Listen to my Alternative Visions radio show of February 8, 2018 for the discussion on these and related topics of the past week.
GO TO:
http://prn.fm/alternative-visions-12-trillion-crisis/
Or GO TO:
http://alternativevisions.podbean.com
SHOW ANNOUNCEMENT
As the main topic of the show, Dr. Rasmus discusses the letter to the US Treasury by the Treasury Bond Advisory Committee (TBAC) this past week, warning that $12 trillion more in US Treasury bond sales will be needed over the next decade in order to finance rising US government debt. The $12T more per the TBAC is about equal to the net increase in federal debt (from current $21T to $33T) that Rasmus has been predicting will occur by 2028 due to Trump tax cuts, rising defense spending, and the next recession around the corner—with Interest payments on that debt alone equaling $900 billion a year, per the CBO. In a related topic, Rasmus discusses the latest data that show that Fortune 500 corporations’ stock buybacks plus dividend payouts will reach $1.4 trillion for 2018—up from $1.1 trillion in 2017 and from $500 billion in 2009. How the two trends of escalating government debt and accelerating $trillion a year plus buybacks-dividends are connected. The latest on Trump-Powell confrontation over rate hikes and coming breakdown of Russia-Saudi agreement on oil production are also addressed.
There are hints in this broadcast that the “double deficit” is unraveling. Dr. Rasmus has explained at length that the US has been running a double deficit for decades; that is a trade deficit and a budget deficit. Those deficits are in part driven by huge tax cuts for the wealthy and enormous military expenditures going back to the Reagan administration. In order to maintain these deficits, our trading partners must purchase enormous amounts of US bonds. But there are hints in this broadcast the US trading partners are no longer absorbing the huge and growing US debt problem; they appear to be slowly distancing themselves from the US dollar and diminishing the amount of US debt they hold. This is consistent and complementary with the dire warnings that emerged from the Davos conference. Watch out.

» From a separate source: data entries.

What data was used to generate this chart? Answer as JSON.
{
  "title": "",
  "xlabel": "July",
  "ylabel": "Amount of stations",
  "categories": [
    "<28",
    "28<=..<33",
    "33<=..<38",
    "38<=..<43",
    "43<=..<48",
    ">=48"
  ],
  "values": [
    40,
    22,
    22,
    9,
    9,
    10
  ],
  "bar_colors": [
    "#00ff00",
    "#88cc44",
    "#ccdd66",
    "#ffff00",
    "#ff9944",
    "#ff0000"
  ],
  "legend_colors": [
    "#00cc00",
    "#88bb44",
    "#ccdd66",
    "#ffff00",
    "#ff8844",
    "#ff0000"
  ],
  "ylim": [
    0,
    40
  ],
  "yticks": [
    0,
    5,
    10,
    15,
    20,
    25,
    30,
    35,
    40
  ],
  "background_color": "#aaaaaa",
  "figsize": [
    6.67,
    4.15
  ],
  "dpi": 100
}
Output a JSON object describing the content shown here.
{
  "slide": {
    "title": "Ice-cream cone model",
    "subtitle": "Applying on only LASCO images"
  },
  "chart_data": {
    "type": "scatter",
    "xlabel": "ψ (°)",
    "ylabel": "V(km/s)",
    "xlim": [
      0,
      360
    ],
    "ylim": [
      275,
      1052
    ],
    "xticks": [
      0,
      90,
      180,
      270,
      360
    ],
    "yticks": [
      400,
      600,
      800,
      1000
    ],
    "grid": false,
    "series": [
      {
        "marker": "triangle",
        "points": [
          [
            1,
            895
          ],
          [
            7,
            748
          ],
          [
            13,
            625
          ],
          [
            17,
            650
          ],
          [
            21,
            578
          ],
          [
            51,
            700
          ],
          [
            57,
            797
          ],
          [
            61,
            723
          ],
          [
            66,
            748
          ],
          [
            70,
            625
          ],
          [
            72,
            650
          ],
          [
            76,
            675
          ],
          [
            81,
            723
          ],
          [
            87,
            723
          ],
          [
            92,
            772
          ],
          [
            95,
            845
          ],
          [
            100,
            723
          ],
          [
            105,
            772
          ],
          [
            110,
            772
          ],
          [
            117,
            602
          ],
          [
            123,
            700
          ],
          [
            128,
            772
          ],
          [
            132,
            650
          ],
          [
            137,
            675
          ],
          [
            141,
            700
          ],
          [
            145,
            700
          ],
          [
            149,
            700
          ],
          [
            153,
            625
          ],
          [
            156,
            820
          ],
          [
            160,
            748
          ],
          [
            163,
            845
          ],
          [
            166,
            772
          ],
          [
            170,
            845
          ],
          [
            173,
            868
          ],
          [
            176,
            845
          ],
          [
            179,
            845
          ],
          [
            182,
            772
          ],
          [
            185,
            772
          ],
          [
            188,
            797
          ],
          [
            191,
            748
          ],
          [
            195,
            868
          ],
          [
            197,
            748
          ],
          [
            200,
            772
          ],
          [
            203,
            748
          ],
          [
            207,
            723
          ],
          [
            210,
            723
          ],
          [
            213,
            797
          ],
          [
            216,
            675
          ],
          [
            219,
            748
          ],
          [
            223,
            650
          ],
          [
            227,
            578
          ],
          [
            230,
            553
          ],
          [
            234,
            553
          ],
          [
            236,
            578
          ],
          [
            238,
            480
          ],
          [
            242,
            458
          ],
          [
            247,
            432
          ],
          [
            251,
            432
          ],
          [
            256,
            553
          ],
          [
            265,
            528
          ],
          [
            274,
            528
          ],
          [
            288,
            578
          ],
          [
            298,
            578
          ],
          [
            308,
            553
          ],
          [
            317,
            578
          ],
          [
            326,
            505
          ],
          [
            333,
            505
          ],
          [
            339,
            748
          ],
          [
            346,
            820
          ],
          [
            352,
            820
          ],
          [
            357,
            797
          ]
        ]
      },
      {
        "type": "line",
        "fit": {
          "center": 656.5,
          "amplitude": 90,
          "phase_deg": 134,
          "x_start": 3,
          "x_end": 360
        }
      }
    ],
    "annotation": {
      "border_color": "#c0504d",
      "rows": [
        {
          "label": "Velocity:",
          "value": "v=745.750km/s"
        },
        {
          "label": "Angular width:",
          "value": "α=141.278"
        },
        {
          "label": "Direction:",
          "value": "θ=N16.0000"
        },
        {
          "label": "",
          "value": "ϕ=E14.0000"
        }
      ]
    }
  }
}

Yes, you’re right to have picked up that inference. Today it was announced the US debt hit $22 trillion. And the Wall St. Journal also reported that federal tax revenue fell in 2018 despite robust growth and lowest unemployment rate in five decades(which of course is a phony stat). The US deficit is up $200b, a 28% increase. Meanwhile, China, Russia and others are reducing their T-bonds and buying gold with a frenzy. US sanctions and threat of trade war are thus reducing foreign purchases of US govt bonds. So too is the chronic low rates of interest the Fed will now pay as it now stops raising rates (and soon will lower). Lower rates attract fewer buyers. In short, deficits are going up longer term ($12 T to be added to the current $22 T US debt by 2028) and with them debt. A recession will lower tax revenues and raise the deficits and debt still further–just as sanctions and central bank rate policy will attract fewer buyers of bonds.

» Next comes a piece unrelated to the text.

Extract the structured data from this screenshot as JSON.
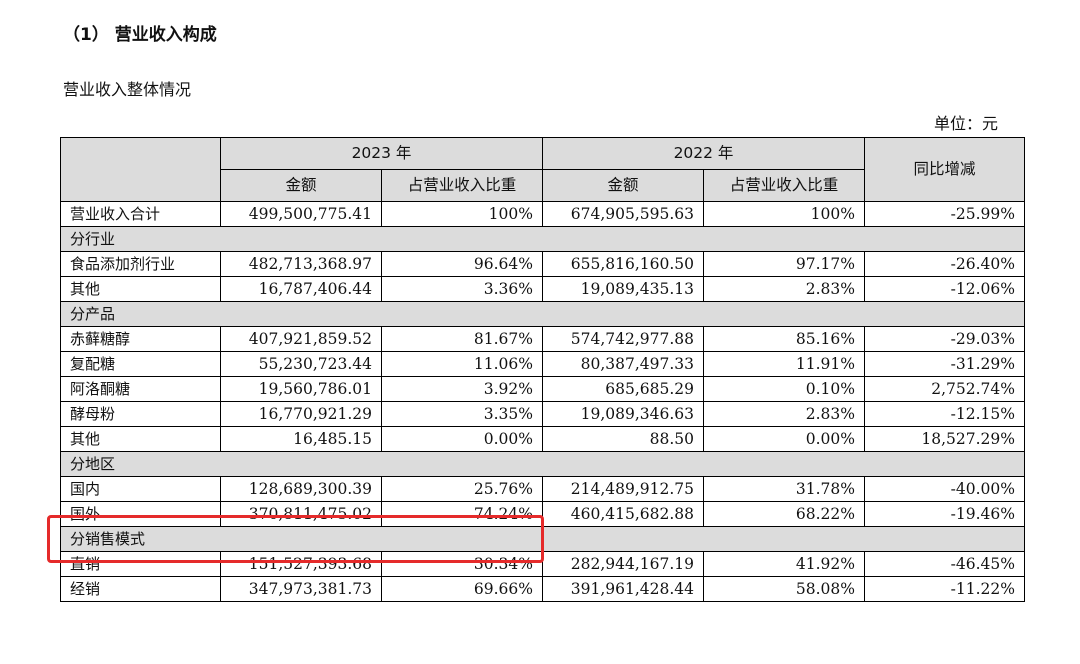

In short, Trump’s trade war and accelerating US use of sanctions reduces foreign buyers, while Trump’s tax cuts, war spending, and Trump’s coming recession expand the budget deficits and debt totals. Financing the budget deficit and debt through the trade deficit will becoming increasingly difficult. So what will be the alternative? Only two possible: reverse Trump tax cuts, raise taxes on corps. and wealthy, reduce war spending, reduce medical costs for medicare and big pharma drug prices paid by government health programs, or…guess what?: attack social security, medicare, education, transportation, and other social discretionary spending to pay for it all. (That’s most likely under Trump and Republications next two years).